Bethany Joy Lenz knows cults have gone a little mainstream. “When I tell someone I was in a cult, their first response is: ‘Which one?’” she writes in her sharp, confessional memoir, “Dinner for Vampires.” People are hoping she’ll say one they recognize from a Netflix documentary; “I see the disappointment on their faces when I say, ‘Just a small Bible-based group in the Pacific Northwest.’” It may not be a household name, but that group, known as the Big House Family, preyed upon Lenz’s psychological and financial well-being for a decade, leeching her of any perceived free will.

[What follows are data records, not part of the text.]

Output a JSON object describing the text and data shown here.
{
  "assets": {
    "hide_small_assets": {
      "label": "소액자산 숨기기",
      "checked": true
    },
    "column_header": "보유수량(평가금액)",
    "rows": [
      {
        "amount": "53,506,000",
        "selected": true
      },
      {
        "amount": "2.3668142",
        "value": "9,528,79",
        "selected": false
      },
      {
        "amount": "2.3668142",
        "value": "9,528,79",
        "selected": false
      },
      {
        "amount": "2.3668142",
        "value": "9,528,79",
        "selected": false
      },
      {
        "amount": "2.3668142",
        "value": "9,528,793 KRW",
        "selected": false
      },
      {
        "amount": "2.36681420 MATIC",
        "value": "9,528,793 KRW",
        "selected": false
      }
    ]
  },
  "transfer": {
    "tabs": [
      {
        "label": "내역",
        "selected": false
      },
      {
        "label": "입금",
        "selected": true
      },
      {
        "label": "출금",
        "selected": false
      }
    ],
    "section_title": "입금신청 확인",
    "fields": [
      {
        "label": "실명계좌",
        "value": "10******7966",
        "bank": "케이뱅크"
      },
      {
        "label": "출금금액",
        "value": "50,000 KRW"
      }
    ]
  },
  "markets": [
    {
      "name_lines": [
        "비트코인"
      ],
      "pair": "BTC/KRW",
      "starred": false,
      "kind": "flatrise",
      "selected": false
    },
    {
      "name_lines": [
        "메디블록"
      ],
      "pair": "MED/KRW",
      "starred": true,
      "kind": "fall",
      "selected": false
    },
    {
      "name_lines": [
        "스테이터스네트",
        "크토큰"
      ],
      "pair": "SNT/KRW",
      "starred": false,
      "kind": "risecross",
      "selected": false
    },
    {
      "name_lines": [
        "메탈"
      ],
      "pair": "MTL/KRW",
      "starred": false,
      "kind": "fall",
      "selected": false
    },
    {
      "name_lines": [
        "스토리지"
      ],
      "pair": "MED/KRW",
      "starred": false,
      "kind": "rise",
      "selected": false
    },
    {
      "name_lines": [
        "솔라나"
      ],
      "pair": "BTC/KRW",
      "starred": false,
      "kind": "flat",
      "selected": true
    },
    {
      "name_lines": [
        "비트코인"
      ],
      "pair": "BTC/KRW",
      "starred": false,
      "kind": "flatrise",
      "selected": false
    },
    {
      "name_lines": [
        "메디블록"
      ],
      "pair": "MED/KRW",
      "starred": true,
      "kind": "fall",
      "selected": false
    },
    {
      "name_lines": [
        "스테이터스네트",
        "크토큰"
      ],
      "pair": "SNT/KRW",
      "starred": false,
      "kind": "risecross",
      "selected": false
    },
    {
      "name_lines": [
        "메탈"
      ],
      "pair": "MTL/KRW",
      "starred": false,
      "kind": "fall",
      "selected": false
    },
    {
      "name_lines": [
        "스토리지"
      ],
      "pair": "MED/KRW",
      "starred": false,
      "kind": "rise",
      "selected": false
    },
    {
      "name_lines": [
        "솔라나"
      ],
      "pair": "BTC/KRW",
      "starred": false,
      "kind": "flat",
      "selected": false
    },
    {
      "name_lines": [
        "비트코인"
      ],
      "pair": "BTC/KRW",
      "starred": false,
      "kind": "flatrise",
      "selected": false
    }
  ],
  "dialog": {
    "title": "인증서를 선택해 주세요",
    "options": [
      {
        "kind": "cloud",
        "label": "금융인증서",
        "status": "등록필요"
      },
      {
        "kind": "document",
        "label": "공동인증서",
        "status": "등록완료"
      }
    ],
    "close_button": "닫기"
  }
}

Before she became famous for her nine-year run as the geeky but charming overachiever Haley James on the 2000s TV drama “One Tree Hill,” Lenz was a Hollywood newcomer looking for community. “Dinner for Vampires” rejects the stereotype that only the naïve and broken can fall victim to a cult’s seduction: Raised by loving and devout hippie Christians who moved frequently (she spent most of her upbringing in Texas) and divorced when she was 16, Lenz remembers a household filled with prayer, Proverbs and “daily conversations about God.” Her father read a leather-bound King James Bible “with a highlighter and pen nearby, filling every inch of margin with impeccably written notations.” Committed, but never obsessive or manipulative, in their faith, her parents made room for their daughter’s aspirations — defending her, for instance, when the church took issue with her role on the “tawdry” daytime soap opera “Guiding Light.”
Lenz’s prose remains light and clear, and often funny, throughout the book, even when it takes a disturbing turn. Arriving in Los Angeles at 20 to pursue her acting career in earnest, she feels so isolated and unmoored that she seeks out other young Christians for companionship, one of whom leads her to a weekly Bible study in the home of two brothers, former Seventh-day Adventists.
There she meets a man she calls Les, a pastor without a flock from Idaho whose odiousness she describes vividly: “a short red-faced man in his late 40s with hair everywhere except the top of his head” and a stomach that “ballooned forward under apish arms.” Les visits the group regularly for months, wresting control of the L.A. Bible study group and turning it into a subsidiary of the church he is building back home. The denomination he practices is never specified, and the fuzzy details of his past and of his doomed business ventures propel the memoir, even if some mysteries remain unsolved.
Depressed after a heartbreak, Lenz has grown sympathetic enough to Les’s influence that she accepts an invitation to visit the “little God spa” Les and another leader, Pam, are building up in Idaho: “I needed to be surrounded by family.” As her trips there accumulate, this Family starts to take the place of her own so-called “bio-family”: “The more I folded into Les and Pam’s world,” Lenz writes, “the more misunderstood by my parents I felt and the less I trusted them.”
After a couple of years in L.A., Lenz moves to Wilmington, N.C., to shoot “One Tree Hill,” worrying her work will dilute her faith even as members of the Family start showing up in Wilmington for impromptu group sessions. As Les continues to infiltrate every aspect of Lenz’s life — her acting career funds his ministry and his motel, she manages his restaurant, she marries his son — rumors start to swirl among the show’s fans. When a Family member admits she’s been stealing money from her, Lenz thinks: “By now I’d been sufficiently groomed that the only correct response was to forgive her.” When she gives birth to her daughter, Rosie, Lenz’s “bio-mom” isn’t allowed to be there; only Les and his wife are present.
By the time “One Tree Hill” finishes shooting in 2011, Lenz dreads returning to Idaho: “Home was now a wayward ship with terror-stricken passengers.” By now conflict has erupted within the group and in her marriage. When another couple quits the Family, Lenz feels “permission to think differently.” This small awakening grows into the resolve to walk away from the Family once and for all in 2012. Her internal rebellion, self-conscious and faith-driven, turns outward: She takes the Family to court for custody of Rosie and for the money she lost on their poor investments.
Lenz movingly presents her awakening as a kind of baptism, and also a return. She feels subsumed by a “voice” she recognizes from her adolescence: “the same warm, loving presence it had been all those years ago. I’d know it anywhere. I had been chasing it for 10 years in all the wrong places.”